Bendahara Umum Partai Kebangkitan Bangsa (PKB) Bahrudin Nasori mengatakan, pihaknya mendukung transparansi anggaran partai politik. Namun, PKB tak setuju dengan pembantasan jumlah sumbangan Rp1 miliar dalam undang-undang partai politik.

”Lebih dari itu sumbangannya pasti ada apa-apanya. Lagi pula, kami tidak pernah mendapatkan sumbangan sebesar itu,” kata Bahrudin Nasori di gedung DPR/MPR RI, Jakarta, Kamis (21/4). Menurut Nasori, sumbangan Rp1 miliar ke atas hanya didapat partai politik besar. Karena itu, PKB menganggap aturan tersebut tidak perlu.

Bahrudin Nasori menekankan, PKB selama ini menyerahkan laporan keuangannya pada akuntan publik independen. Sebab, sebuah parpol merupakan milik publik dan sudah seharusnya memang harus mempertanggungjawabkan keuangannya kepada masyarakat.

Nasori menceritakan, PKB selama ini mendapat iuran yang tidak terlalu banyak dari anggota. Namun, dana yang ada sudah cukup untuk membiayai operasional partai. Setiap anggota DPR dari Fraksi PKB setiap bulannya dipotong Rp6 juta dari gajinya. Sementara untuk kader yang duduk di kabinet nilainya mencapai Rp10 juta tiap bulannya.

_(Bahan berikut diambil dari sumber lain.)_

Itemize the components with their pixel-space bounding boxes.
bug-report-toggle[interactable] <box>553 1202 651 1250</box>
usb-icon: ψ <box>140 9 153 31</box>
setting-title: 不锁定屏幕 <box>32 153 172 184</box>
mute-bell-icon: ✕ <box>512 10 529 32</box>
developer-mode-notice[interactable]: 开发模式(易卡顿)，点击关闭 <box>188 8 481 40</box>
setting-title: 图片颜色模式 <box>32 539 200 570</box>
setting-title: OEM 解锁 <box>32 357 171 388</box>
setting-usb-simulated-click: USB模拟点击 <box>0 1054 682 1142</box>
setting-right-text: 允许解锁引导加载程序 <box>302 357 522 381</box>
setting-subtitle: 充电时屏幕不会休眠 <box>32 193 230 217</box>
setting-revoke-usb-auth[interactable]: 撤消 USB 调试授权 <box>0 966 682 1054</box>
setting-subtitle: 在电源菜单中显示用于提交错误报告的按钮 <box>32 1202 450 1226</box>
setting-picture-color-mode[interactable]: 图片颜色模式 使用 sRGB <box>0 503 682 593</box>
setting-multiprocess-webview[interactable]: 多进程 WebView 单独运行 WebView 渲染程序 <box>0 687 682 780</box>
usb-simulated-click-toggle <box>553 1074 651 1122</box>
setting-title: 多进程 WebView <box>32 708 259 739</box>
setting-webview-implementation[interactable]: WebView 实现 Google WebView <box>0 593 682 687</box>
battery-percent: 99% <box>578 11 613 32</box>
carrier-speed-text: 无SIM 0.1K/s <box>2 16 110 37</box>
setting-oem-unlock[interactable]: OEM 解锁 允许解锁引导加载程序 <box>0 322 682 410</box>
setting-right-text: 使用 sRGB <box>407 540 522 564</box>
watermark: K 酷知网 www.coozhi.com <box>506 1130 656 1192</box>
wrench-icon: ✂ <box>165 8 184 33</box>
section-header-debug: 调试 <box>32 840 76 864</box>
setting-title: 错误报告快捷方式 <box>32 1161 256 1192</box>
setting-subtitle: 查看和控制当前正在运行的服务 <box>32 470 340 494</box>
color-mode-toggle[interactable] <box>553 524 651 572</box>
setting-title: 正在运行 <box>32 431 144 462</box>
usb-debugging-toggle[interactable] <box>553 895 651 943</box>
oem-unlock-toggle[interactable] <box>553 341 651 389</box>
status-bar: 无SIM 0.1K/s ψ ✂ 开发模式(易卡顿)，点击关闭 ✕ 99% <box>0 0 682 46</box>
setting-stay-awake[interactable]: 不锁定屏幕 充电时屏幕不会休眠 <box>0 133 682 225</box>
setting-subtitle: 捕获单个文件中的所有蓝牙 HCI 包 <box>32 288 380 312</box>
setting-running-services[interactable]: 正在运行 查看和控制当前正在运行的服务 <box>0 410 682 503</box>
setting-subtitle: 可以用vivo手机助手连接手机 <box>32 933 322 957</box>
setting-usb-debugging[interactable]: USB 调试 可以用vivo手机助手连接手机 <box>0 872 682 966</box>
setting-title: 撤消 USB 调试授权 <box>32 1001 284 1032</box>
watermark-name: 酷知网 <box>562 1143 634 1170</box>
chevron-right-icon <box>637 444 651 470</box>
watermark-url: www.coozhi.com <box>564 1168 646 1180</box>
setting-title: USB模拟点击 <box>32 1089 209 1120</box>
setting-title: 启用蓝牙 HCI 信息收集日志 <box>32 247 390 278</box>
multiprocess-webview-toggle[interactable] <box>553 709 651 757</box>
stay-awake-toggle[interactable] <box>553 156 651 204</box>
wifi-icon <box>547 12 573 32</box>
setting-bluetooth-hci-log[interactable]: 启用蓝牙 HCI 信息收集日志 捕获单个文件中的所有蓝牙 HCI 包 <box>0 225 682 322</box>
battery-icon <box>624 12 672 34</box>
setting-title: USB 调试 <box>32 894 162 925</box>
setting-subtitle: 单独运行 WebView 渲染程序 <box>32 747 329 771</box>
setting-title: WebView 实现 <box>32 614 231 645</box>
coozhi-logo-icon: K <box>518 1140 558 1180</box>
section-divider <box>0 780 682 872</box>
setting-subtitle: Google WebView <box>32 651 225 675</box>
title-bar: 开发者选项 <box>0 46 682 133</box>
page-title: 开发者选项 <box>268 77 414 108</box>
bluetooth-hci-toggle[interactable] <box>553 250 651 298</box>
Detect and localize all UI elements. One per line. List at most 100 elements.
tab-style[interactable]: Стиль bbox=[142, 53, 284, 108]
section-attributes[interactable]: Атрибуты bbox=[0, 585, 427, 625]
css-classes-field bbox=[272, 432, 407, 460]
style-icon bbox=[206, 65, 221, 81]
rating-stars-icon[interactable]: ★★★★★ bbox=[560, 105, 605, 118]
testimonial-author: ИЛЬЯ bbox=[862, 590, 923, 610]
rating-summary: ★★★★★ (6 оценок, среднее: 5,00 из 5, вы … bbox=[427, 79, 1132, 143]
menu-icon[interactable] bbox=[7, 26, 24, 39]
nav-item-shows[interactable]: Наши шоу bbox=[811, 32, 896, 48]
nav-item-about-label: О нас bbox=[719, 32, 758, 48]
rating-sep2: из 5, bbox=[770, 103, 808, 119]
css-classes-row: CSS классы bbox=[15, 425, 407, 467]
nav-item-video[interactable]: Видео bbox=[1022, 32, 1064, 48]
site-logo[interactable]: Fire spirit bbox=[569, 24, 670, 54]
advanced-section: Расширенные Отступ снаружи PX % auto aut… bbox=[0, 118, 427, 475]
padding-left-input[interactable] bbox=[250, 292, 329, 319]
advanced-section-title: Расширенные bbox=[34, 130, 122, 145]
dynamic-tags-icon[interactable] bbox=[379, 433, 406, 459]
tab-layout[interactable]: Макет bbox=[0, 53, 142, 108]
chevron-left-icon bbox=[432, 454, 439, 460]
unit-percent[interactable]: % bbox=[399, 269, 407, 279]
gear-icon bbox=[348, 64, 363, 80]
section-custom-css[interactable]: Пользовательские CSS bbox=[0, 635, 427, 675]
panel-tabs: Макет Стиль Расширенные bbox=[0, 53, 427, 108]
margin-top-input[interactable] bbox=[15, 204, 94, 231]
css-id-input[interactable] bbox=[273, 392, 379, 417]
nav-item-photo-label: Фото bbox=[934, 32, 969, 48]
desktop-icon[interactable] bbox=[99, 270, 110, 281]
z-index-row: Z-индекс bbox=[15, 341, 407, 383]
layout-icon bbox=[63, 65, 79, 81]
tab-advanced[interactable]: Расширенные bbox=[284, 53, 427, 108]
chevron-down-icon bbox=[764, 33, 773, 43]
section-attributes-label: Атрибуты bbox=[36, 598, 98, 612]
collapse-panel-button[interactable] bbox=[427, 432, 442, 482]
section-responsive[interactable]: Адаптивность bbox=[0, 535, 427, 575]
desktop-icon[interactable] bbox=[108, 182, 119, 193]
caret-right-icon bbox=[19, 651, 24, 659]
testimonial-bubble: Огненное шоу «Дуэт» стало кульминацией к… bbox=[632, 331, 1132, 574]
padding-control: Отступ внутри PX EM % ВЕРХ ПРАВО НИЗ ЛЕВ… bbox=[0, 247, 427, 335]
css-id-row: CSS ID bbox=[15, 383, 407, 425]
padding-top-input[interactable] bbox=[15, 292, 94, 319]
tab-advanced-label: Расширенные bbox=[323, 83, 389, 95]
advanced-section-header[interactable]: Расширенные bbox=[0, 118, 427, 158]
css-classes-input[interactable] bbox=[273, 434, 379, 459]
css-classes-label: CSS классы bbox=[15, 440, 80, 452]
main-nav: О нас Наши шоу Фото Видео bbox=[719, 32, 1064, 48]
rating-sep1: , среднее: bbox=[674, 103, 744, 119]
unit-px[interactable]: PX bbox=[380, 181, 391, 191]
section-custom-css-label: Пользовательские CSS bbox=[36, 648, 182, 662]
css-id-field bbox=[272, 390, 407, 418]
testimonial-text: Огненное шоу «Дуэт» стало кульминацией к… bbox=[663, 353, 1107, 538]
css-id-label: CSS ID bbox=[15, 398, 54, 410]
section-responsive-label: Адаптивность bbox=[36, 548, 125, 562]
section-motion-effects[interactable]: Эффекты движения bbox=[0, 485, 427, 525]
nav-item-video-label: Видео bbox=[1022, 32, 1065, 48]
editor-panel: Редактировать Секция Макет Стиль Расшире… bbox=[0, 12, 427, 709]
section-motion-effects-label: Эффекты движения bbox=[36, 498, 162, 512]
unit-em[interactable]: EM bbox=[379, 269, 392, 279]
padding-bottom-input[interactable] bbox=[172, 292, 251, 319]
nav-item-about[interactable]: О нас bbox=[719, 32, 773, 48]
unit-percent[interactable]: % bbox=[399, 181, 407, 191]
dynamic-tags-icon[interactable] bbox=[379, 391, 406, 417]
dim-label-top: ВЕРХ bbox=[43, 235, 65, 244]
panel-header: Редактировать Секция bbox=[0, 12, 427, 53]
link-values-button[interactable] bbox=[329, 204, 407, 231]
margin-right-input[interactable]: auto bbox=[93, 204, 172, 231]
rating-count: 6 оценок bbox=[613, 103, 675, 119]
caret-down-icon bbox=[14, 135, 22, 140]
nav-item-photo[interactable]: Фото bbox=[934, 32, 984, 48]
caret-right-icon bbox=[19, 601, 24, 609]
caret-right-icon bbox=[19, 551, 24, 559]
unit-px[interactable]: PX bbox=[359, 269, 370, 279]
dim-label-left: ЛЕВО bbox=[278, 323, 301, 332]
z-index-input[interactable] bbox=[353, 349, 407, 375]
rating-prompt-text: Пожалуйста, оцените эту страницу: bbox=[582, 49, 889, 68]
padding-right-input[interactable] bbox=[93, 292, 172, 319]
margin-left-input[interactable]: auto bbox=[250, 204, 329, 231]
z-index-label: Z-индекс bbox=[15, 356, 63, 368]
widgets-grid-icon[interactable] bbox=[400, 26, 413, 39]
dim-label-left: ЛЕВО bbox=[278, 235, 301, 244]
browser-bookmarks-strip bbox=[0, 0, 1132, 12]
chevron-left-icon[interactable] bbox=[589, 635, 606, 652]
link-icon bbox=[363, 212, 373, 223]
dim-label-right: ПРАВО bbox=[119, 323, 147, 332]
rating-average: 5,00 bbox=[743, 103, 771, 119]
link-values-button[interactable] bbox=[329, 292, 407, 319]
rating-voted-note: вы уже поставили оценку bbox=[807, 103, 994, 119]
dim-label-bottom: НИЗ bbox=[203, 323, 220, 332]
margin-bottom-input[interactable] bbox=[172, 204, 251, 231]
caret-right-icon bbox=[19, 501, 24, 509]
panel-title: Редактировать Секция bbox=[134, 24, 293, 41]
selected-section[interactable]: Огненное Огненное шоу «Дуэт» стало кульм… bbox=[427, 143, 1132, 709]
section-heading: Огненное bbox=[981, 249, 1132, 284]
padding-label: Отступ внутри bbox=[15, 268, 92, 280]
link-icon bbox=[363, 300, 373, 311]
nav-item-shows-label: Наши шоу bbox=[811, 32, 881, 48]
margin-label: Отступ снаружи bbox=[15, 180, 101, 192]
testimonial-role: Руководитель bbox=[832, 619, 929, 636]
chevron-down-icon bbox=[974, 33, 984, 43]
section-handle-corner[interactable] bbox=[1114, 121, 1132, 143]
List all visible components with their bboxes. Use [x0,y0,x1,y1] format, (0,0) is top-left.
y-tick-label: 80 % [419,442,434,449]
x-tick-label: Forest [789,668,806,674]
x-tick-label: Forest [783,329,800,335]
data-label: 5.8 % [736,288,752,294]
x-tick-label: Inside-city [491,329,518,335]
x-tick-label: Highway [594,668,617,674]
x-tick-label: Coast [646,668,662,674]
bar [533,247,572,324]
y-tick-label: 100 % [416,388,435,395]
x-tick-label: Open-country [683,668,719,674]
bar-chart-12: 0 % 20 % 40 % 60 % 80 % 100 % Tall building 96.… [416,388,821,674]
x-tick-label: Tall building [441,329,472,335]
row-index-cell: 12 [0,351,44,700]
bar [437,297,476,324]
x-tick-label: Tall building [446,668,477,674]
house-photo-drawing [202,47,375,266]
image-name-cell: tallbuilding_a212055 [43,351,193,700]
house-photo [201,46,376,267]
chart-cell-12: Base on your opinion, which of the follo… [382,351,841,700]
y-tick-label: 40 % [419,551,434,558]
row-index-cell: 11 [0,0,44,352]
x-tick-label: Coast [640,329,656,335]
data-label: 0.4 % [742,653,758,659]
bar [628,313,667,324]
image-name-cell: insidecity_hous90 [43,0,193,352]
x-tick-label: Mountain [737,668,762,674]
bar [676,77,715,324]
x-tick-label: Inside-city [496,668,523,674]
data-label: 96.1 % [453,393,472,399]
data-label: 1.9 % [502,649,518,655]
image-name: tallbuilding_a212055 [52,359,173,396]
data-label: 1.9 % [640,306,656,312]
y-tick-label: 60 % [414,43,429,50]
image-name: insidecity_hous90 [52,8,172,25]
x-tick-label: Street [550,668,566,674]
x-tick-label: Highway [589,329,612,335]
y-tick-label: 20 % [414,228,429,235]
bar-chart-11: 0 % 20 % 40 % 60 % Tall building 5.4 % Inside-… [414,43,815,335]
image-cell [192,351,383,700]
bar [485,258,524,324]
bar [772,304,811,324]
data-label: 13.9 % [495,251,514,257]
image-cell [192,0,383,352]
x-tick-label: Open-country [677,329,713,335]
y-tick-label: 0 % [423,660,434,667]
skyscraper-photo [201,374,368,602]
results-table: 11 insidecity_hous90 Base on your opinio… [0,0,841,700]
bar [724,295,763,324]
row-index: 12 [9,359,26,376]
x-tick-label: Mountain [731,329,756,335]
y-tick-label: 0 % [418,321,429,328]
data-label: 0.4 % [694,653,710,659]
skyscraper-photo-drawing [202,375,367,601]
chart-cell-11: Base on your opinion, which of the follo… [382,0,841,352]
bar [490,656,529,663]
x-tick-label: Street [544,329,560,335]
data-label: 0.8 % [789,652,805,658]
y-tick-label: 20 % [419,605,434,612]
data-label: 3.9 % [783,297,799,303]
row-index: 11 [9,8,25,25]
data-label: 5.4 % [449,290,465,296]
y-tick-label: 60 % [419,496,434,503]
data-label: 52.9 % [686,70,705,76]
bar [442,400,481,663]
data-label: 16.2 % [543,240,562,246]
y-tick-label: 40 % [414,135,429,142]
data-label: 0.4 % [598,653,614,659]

“Yah namanya juga partai kecil, kita sadar akan kondisi. Namun, kita tetap mengandalkan iuran anggota. Biaya yang kita keluarkan rutin pun biasanya hanya untuk membayar gaji staf kita dan bayar listrik. Kita mengakalinya dengan tidak melakukan terlalu banyak kegiatan seperti halnya partai besar,” jelas Nasori.

Selain itu, PKB juga sangat mengandalkan dana parpol dari Anggaran Penerimaan dan Belanja Negara. Karena itu, PKB menyerahkan auditnya kepada Badan Pemeriksa Keuangan (BPK). ”Kalau untuk APBN kita diaudit BPK. Internal kita melakukan audit juga,” tandas Nasori.